How can I access a column by using a variable that contains the name of the column?

Let's assume we have a data frame DF with 3 columns: Var1 Var2 Var3, where Var3 contains numerical data and Var1 as well as Var2 contain a few factors.

We would like to produce 2 boxplots using a temporary variable that contains the name of the column:

temp<-"Var3"
boxplot(DF[temp]) #(<--that works).

If I use the same method to obtain a boxplot for each factor in Var2, it doesn't:

boxplot(DF[temp]~DF$Var2) #(<-- does not work).

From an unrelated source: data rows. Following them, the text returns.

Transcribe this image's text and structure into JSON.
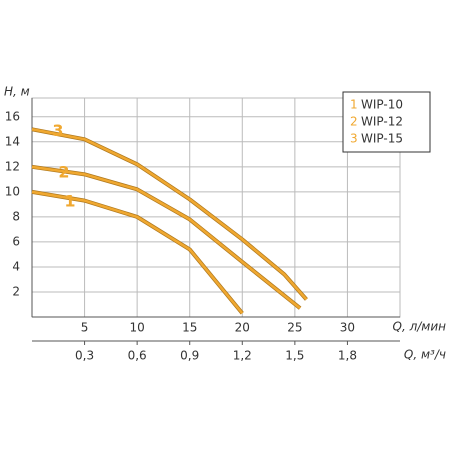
{
  "chart_data": {
    "type": "line",
    "y_label": "H, м",
    "x_label": "Q, л/мин",
    "x2_label": "Q, м³/ч",
    "xlim": [
      0,
      35
    ],
    "ylim": [
      0,
      17.5
    ],
    "xticks": [
      5,
      10,
      15,
      20,
      25,
      30
    ],
    "yticks": [
      2,
      4,
      6,
      8,
      10,
      12,
      14,
      16
    ],
    "x2lim": [
      0,
      2.1
    ],
    "x2ticks": [
      {
        "value": 0.3,
        "label": "0,3"
      },
      {
        "value": 0.6,
        "label": "0,6"
      },
      {
        "value": 0.9,
        "label": "0,9"
      },
      {
        "value": 1.2,
        "label": "1,2"
      },
      {
        "value": 1.5,
        "label": "1,5"
      },
      {
        "value": 1.8,
        "label": "1,8"
      }
    ],
    "grid": true,
    "legend": "top-right",
    "series": [
      {
        "name": "WIP-10",
        "label": "1",
        "color": "#f0a830",
        "x": [
          0,
          5,
          10,
          15,
          20
        ],
        "values": [
          10,
          9.3,
          8,
          5.4,
          0.3
        ]
      },
      {
        "name": "WIP-12",
        "label": "2",
        "color": "#f0a830",
        "x": [
          0,
          5,
          10,
          15,
          20,
          25.5
        ],
        "values": [
          12,
          11.4,
          10.2,
          7.8,
          4.4,
          0.7
        ]
      },
      {
        "name": "WIP-15",
        "label": "3",
        "color": "#f0a830",
        "x": [
          0,
          5,
          10,
          15,
          20,
          24,
          26.1
        ],
        "values": [
          15,
          14.2,
          12.2,
          9.4,
          6.2,
          3.4,
          1.4
        ]
      }
    ]
  }
}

How can I get this working?

Annotation: If I use the name "Var3" directly, it does work and shows several boxplots:

boxplot(DF$Var3~DF$Var2).

3

3 Answers

6
votes

Try using double brackets instead of single brackets:

tmp1 <- 'Sepal.Width'
tmp2 <- 'Species'
boxplot( iris[[tmp1]] ~ iris[[tmp2]] )
1
votes

You could simply do this. The with statement instructs boxplot to look for variables inside DF, the get statement accesses the object with name tmp.

with(DF, boxplot(get(tmp) ~ Var2))

Here is an illustrative example

tmp <- 'wt'
with(mtcars, boxplot(get(tmp) ~ cyl))

enter image description here

1
votes

You can use paste to construct the formula, and then convert to a formula for the boxplot call:

boxplot(as.formula(paste(temp,"Var2",sep="~")),DF)